In Gervais’ most recent series “After Life,” he plays a character obsessed with two things: the darkest kind of depression imaginable and thoughts of suicide. Not exactly two topics one would put in their top 25 to base a half-hour comedy on, but that is Gervais’ unique gift. He can do that — he’s that good. When we meet his “After Life” character for the first time, he is in the throes of depression, because he has lost his wife to cancer. In every episode the wife makes an appearance via computer video and her joy and his joy in the videos makes his awful sadness all the heavier.

Because of Gervais’ pronounced atheism, the character he has created is not looking for meaning in his suffering over the loss of his one true love. He is seeking a way to either do away with feeling anything at all by committing suicide, or coming to some kind of cosmic nonaggression pact where he pushes past his pain and finds an accommodation between his elemental view that life is pointless with living as a social animal in the small town British social structure his character inhabits.

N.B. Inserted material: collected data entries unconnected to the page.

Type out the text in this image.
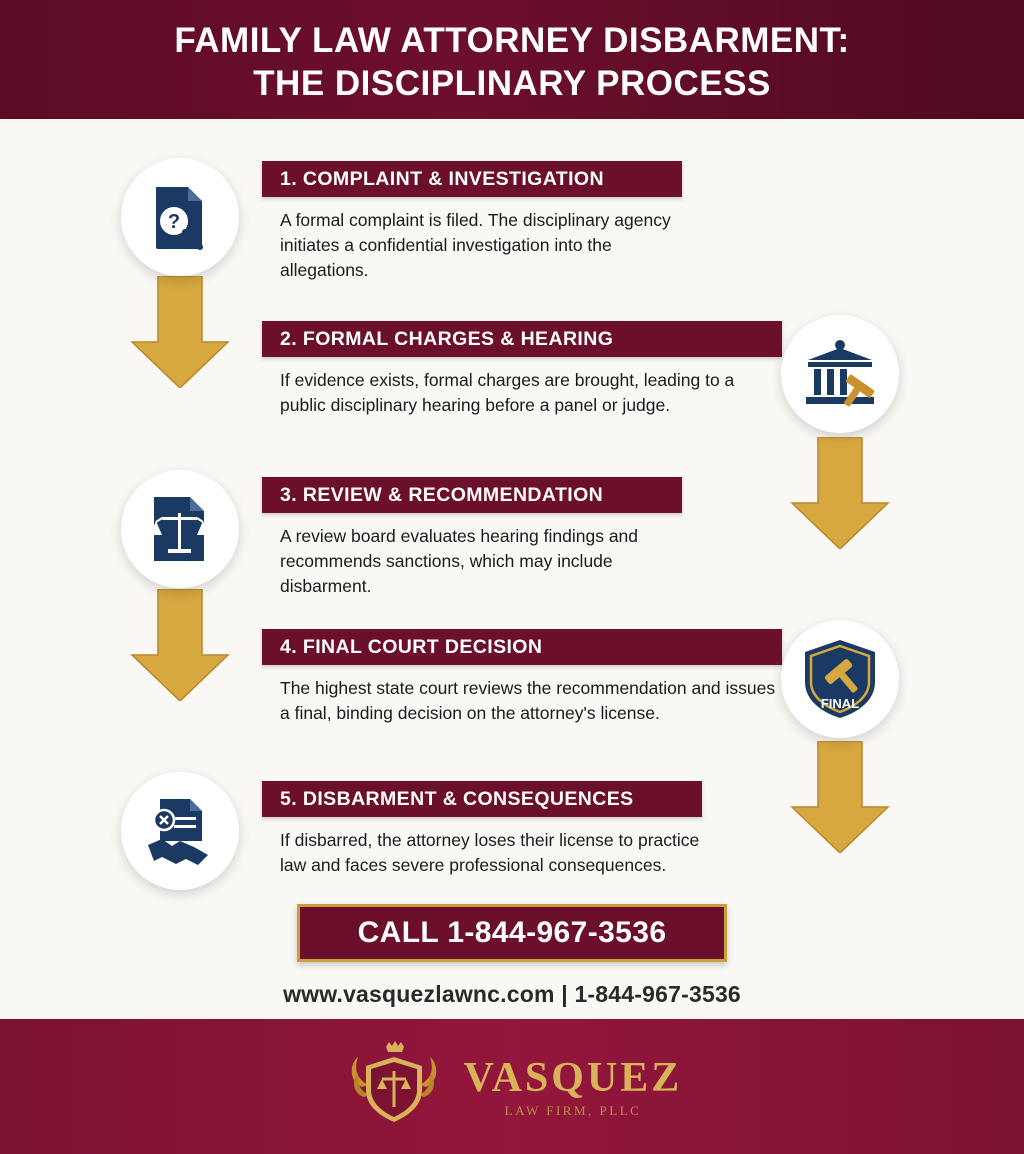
FAMILY LAW ATTORNEY DISBARMENT:
THE DISCIPLINARY PROCESS
?
FINAL
1. COMPLAINT & INVESTIGATION
A formal complaint is filed. The disciplinary agency initiates a confidential investigation into the allegations.
2. FORMAL CHARGES & HEARING
If evidence exists, formal charges are brought, leading to a public disciplinary hearing before a panel or judge.
3. REVIEW & RECOMMENDATION
A review board evaluates hearing findings and recommends sanctions, which may include disbarment.
4. FINAL COURT DECISION
The highest state court reviews the recommendation and issues a final, binding decision on the attorney's license.
5. DISBARMENT & CONSEQUENCES
If disbarred, the attorney loses their license to practice law and faces severe professional consequences.
CALL 1-844-967-3536
www.vasquezlawnc.com | 1-844-967-3536
VASQUEZ
LAW FIRM, PLLC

So why do I like this show so much? Maybe I’m seeing it through stained-glass colored spectacles, hoping there will be some kind of resolution to this character’s depression that I can live with as a believer in the afterlife.

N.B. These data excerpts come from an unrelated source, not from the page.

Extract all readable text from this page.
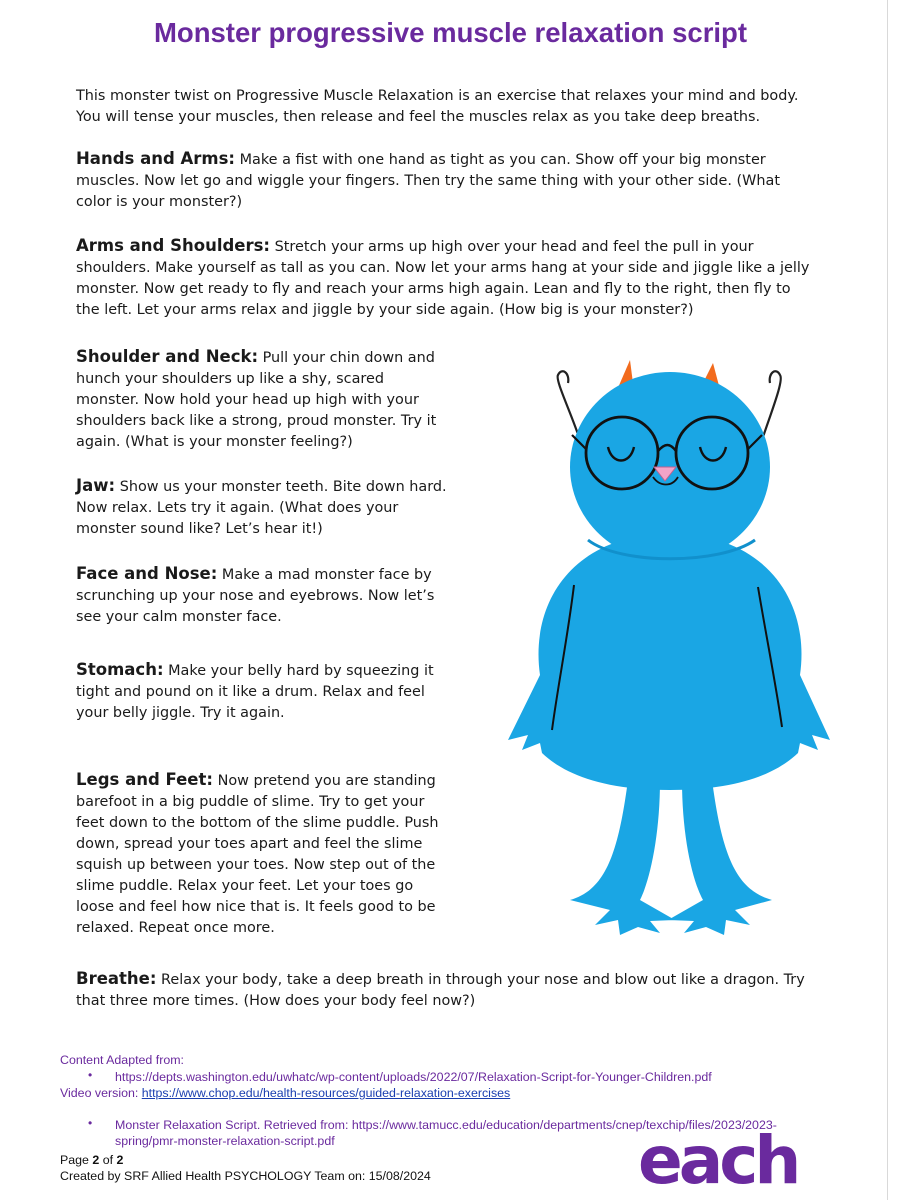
Monster progressive muscle relaxation script

This monster twist on Progressive Muscle Relaxation is an exercise that relaxes your mind and body. You will tense your muscles, then release and feel the muscles relax as you take deep breaths.

Hands and Arms: Make a fist with one hand as tight as you can. Show off your big monster muscles. Now let go and wiggle your fingers. Then try the same thing with your other side. (What color is your monster?)

Arms and Shoulders: Stretch your arms up high over your head and feel the pull in your shoulders. Make yourself as tall as you can. Now let your arms hang at your side and jiggle like a jelly monster. Now get ready to fly and reach your arms high again. Lean and fly to the right, then fly to the left. Let your arms relax and jiggle by your side again. (How big is your monster?)

Shoulder and Neck: Pull your chin down and hunch your shoulders up like a shy, scared monster. Now hold your head up high with your shoulders back like a strong, proud monster. Try it again. (What is your monster feeling?)

Jaw: Show us your monster teeth. Bite down hard. Now relax. Lets try it again. (What does your monster sound like? Let’s hear it!)

Face and Nose: Make a mad monster face by scrunching up your nose and eyebrows. Now let’s see your calm monster face.

Stomach: Make your belly hard by squeezing it tight and pound on it like a drum. Relax and feel your belly jiggle. Try it again.

Legs and Feet: Now pretend you are standing barefoot in a big puddle of slime. Try to get your feet down to the bottom of the slime puddle. Push down, spread your toes apart and feel the slime squish up between your toes. Now step out of the slime puddle. Relax your feet. Let your toes go loose and feel how nice that is. It feels good to be relaxed. Repeat once more.

Breathe: Relax your body, take a deep breath in through your nose and blow out like a dragon. Try that three more times. (How does your body feel now?)

Content Adapted from:
• https://depts.washington.edu/uwhatc/wp-content/uploads/2022/07/Relaxation-Script-for-Younger-Children.pdf
Video version: https://www.chop.edu/health-resources/guided-relaxation-exercises
• Monster Relaxation Script. Retrieved from: https://www.tamucc.edu/education/departments/cnep/texchip/files/2023/2023-
spring/pmr-monster-relaxation-script.pdf
Page 2 of 2
Created by SRF Allied Health PSYCHOLOGY Team on: 15/08/2024	each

Misanthrope that he is, and I think the actor and the part are pretty closely connected here, his character does try to be nice to people and he very much likes his fragile 10-year-old nephew and his dog, who is the living link between his character and his deceased wife. The fact he feels guilt over some of the people he treats badly and tries to make amends makes him appealing to me, even though, as an atheist, there is no rational reason why he should want to do that. 

So, I’m left hoping that maybe the reason his character does want to connect with people in a more loving way is the same reason his character was so in love with his deceased wife. 

And as cynical as the actor and character may be, love is about as metaphysical as it gets, and since you know who is love, maybe, just maybe, Gervais has more road to travel.